There are a couple of questions on the C/P section bank for which I don't understand the explanation. I'd appreciate if you could explain to me why what I picked is incorrect and why the correct answer is in fact correct. Here are the questions I am having trouble with:
61) Dnmt3a was purified using which type of column chromatography?
A. Affinity
C. Cation-exchange - I picked this because Histidine (+ charge) was being purified with Ni-nitrilotriacetic acid-agarose chromatography.
Valid thinking for choice (C). Ni-nitrilotriacetic acid-agarose is the giveaway.
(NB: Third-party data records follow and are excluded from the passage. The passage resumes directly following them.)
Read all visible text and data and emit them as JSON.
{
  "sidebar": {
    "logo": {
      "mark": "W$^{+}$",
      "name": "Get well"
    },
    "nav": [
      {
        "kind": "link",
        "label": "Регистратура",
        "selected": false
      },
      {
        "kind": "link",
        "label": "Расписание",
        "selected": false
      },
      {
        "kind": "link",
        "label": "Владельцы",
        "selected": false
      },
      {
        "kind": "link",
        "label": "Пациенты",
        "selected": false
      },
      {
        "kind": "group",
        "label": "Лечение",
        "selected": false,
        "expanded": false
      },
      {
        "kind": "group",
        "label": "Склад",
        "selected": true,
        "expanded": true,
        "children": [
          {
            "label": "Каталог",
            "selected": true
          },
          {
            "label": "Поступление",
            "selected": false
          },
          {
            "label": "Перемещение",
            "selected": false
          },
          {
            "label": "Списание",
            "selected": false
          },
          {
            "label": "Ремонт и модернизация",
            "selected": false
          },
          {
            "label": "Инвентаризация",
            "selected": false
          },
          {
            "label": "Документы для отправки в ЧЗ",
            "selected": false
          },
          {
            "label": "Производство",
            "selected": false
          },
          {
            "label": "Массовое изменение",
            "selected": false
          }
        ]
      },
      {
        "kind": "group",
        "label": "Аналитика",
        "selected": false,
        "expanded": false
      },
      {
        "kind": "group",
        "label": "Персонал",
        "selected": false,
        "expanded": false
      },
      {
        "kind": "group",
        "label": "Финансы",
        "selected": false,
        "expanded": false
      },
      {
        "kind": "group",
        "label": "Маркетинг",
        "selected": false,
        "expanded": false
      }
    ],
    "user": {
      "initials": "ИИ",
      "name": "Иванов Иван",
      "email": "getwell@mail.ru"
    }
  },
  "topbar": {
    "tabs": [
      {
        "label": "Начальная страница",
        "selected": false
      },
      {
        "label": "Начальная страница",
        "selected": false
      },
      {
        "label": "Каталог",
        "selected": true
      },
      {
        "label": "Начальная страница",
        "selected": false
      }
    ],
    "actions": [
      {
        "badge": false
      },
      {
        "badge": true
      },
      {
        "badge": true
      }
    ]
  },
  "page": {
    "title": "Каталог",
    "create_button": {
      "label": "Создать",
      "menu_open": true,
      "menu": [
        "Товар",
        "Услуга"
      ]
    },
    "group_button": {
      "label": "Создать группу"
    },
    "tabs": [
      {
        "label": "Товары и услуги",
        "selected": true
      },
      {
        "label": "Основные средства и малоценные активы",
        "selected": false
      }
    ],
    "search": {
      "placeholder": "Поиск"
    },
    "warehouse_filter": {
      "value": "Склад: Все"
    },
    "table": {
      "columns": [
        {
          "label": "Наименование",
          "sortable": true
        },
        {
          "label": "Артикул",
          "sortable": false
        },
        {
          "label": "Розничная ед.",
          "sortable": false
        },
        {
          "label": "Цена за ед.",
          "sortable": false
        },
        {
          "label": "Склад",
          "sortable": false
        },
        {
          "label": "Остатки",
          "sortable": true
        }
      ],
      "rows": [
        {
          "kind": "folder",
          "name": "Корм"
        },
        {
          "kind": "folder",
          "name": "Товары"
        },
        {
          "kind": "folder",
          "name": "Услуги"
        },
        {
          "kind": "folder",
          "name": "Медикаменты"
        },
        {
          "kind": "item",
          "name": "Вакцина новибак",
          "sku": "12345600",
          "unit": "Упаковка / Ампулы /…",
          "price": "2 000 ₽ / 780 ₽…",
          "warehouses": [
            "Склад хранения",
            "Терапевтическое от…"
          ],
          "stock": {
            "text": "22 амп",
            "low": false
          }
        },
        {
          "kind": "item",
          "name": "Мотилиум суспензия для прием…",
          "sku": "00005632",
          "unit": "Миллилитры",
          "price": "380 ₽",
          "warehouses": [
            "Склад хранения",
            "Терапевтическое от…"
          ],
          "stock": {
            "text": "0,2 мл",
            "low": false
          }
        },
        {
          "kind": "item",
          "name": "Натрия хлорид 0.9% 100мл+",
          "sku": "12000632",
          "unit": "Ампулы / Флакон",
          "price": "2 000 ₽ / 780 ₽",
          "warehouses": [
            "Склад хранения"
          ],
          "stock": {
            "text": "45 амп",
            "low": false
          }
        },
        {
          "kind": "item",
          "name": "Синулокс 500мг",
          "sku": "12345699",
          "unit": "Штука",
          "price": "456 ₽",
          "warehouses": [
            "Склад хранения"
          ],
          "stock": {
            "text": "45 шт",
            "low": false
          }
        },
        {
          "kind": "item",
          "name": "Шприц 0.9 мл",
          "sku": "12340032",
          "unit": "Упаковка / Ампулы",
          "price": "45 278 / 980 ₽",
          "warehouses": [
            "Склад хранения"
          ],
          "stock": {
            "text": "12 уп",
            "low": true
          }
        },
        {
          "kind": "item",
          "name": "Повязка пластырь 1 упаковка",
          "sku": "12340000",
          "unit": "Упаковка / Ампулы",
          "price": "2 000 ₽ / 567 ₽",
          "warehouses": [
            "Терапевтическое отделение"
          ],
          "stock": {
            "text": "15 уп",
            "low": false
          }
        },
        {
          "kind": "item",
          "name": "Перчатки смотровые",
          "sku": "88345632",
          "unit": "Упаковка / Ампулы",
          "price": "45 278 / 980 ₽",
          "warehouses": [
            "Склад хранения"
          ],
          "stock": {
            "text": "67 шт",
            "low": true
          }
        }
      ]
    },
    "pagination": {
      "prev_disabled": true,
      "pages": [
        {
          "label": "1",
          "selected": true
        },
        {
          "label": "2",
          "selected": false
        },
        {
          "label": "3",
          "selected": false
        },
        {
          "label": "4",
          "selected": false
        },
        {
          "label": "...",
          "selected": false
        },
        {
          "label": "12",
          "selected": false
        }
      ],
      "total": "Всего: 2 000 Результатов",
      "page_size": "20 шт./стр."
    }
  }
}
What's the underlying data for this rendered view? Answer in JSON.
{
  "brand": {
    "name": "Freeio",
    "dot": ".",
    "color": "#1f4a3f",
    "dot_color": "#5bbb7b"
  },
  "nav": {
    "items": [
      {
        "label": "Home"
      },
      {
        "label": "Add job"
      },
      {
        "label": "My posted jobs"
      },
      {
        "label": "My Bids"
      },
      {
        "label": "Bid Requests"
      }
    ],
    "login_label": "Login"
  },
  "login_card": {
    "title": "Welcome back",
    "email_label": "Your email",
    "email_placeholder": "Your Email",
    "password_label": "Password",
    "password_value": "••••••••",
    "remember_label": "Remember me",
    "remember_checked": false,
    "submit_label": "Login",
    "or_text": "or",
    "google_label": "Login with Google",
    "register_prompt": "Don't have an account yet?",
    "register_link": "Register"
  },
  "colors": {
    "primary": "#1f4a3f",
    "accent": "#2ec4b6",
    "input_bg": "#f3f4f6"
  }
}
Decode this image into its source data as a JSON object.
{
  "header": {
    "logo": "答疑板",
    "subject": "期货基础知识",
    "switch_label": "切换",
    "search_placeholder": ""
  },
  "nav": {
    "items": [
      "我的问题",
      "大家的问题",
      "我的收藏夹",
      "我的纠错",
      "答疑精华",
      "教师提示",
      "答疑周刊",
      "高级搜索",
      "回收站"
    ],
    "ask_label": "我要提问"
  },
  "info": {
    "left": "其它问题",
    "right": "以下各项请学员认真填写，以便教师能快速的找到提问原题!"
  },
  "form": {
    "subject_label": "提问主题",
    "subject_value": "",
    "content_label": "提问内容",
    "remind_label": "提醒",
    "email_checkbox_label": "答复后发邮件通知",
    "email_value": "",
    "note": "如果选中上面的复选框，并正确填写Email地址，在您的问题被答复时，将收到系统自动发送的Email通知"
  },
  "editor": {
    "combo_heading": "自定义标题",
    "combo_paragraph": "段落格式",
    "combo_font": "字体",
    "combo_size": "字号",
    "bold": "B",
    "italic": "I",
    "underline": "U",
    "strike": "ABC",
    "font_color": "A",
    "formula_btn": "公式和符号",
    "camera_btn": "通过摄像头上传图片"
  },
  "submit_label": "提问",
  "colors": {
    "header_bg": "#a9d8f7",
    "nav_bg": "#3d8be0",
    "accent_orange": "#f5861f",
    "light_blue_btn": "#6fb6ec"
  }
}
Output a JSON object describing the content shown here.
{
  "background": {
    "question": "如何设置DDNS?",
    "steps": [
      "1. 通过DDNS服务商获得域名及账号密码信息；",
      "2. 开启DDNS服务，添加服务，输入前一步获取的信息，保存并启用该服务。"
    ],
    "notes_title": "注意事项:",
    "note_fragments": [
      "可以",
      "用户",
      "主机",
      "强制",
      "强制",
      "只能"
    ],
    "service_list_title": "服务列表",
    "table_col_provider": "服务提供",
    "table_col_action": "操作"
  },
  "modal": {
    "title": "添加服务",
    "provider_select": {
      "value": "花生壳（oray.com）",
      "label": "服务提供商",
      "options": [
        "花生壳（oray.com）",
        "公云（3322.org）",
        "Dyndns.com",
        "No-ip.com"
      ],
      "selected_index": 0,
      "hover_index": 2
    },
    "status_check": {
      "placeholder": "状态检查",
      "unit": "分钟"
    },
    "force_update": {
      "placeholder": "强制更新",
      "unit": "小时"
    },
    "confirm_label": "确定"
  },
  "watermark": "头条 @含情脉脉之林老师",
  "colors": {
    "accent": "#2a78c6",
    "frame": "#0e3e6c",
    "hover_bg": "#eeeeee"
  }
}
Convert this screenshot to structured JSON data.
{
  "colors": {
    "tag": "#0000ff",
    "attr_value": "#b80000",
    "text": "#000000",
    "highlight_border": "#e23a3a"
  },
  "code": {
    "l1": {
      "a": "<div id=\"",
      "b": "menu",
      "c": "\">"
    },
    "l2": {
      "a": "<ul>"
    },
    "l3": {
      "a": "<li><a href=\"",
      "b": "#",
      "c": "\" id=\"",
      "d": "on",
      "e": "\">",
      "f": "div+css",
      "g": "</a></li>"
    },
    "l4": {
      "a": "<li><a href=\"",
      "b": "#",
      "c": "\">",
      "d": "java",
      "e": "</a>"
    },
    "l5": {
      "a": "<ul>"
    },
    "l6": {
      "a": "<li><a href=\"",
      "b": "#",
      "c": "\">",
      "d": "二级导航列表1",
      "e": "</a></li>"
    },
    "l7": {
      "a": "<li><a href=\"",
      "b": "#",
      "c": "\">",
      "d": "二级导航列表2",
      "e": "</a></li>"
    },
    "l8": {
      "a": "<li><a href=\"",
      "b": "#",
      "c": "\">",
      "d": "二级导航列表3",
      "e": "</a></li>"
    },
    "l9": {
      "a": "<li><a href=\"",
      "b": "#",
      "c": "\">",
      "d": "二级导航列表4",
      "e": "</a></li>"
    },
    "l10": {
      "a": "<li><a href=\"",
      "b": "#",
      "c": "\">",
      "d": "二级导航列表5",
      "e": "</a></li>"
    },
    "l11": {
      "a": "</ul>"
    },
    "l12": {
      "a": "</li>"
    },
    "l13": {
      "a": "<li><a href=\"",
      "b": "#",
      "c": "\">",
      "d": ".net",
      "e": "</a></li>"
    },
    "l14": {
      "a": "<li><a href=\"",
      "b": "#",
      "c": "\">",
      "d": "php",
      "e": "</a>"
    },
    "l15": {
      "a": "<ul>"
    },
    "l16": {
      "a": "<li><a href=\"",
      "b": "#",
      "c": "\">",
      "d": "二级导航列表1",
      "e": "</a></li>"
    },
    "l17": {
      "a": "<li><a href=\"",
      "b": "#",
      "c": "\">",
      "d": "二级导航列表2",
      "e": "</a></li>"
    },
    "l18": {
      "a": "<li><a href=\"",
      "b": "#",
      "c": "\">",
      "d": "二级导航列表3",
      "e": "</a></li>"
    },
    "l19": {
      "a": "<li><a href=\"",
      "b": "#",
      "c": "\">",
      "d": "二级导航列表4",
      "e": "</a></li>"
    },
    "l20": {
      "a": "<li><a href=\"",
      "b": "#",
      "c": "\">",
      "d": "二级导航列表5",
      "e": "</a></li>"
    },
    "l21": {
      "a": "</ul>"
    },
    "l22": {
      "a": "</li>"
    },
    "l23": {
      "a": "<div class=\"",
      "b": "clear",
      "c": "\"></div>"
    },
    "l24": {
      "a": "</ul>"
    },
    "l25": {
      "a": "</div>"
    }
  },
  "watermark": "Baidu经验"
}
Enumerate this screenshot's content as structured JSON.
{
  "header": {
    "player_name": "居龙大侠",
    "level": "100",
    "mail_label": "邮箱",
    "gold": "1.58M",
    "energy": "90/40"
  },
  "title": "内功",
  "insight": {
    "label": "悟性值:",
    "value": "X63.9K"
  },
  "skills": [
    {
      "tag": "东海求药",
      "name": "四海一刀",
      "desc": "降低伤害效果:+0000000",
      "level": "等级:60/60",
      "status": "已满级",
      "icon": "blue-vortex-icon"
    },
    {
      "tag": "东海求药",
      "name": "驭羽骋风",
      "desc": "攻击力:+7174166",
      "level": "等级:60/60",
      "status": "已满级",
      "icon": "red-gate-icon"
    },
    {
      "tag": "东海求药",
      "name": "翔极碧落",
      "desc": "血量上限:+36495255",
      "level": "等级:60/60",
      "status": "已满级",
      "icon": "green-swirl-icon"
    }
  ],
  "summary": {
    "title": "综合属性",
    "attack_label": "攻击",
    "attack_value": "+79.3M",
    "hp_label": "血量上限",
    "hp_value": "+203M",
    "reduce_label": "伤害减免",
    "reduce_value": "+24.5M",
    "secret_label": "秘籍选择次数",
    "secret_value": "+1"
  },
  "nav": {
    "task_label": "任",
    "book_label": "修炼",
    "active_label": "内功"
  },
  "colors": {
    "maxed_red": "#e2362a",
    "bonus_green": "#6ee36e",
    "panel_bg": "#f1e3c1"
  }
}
If it was cation exchange, the resin described would be negatively charged so that cations stick to it. Ni is a metal that can be be coordinated to, but isn't anionic. The His is likely deprotonated and uses a lone-pair to coordinate to the metal to stick to it.
63) Which statement about the interaction between Dnmt3a and the DNA substrate is supported by the data in Figure 1? - I don't understand why C is the correct answer.
This question is kind of subtle and I don't really like it either. So we know that Dnmt3a is associated with DNA and methylates it. At first, the experimental procedure isn't super clear whether biotinylated DNA or non-biotinylated DNA (or both) will stick to the enzyme. The only hint is that the samples are loaded onto plates with avidin, which apparently strongly binds biotin. So the Dnmt3a + biotinylated DNA must stick to the avidin and the non-biotinylated DNA washes away. With this said, the y-axis on the graph shows methylation rates being measured so biotinylation isn't preventing Dnmt3a from methylating the DNA (choice A is incorrect). If the stability of the 30mer and 590mer were the same, they would probably be methylated at the same rate, but the graph shows 509mer being methylated high in condition 1 (choice B is incorrect). We washed away all the non-biotinylated DNA so we don't know the methylation rate of it (choice D is incorrect). By POE, it must be (C). In condition 1 we see higher methylation rates for 590mer. The reason the rates are kind of the same for conditions 2 and 3 is that for those the biotinylated DNA and non-biotinylated DNA were added either at the same time or in the opposite order as condition 1, so the Dnmt3a didn't get to bind as much of the biotinylated DNA to methylate it as in condition 1.
78) Which solution component will have the lowest concentration at the end of the kinetic assay described in the passage?
B. ADP
C. ATP
I thought both of these can be correct since as ATP is being made it is being used up. And the same applies to ADP. Why is B the correct answer?
They couple the phosphorylation of galactose with some other stuff. So after galactose gets phosphorylated, ADP is generated. ADP feeds in as a substrate to the PEP -> pyruvate reaction (last step of glycolysis) to convert ADP to ATP. Pyruvate then feeds as a substrate to pyruvate -> lactate via lactate dehydrogenase which uses NADH and oxidizes it to NAD+. They do all this craziness to assay the entire conversion by decreasing NADH levels. As they see NADH levels decline, they infer that this chain of events is taking place.
Overall, any ATP that is used get regenerated instead of staying in ADP form.
89) Which change in the protonation state of Glu-487 is most likely responsible for the change in MP activity at either low or high pH? - I am stuck between A and D. Shouldn't both of these be correct?
In the passage it says that the active site has Glu that acts like a general acid during catalysis. That means that it should be protonated, so that it can give up the proton during the reaction. At low pH this is okay. At a high pH, Glu will lose the proton and then no longer be able to function in the way it needs to for catalysis. The graph at the bottom shows how the relative activity drops off after pH ~ 6.
94) The observed activity in the H232R variant is most likely the result of Arg: - I am stuck between A and B.
I didn't really like this one either. Both answers sound okay to me. They reject (A) by saying that the phosphorylated-His is different than Arg. But I assumed that Arg would similarly be phosphorylated like His was. The answer says that Arg likely does some kind of allosteric activation which is a bit of a stretch to me. I see the increased activity level, associate His and Arg both being basic a.a. and think that both likely interact in the same way. (B) makes sense because it says GK-P undergoes significant motion to do it's activity. I think this question needs clarification, but you're thinking about it great if you narrowed it down to A and B.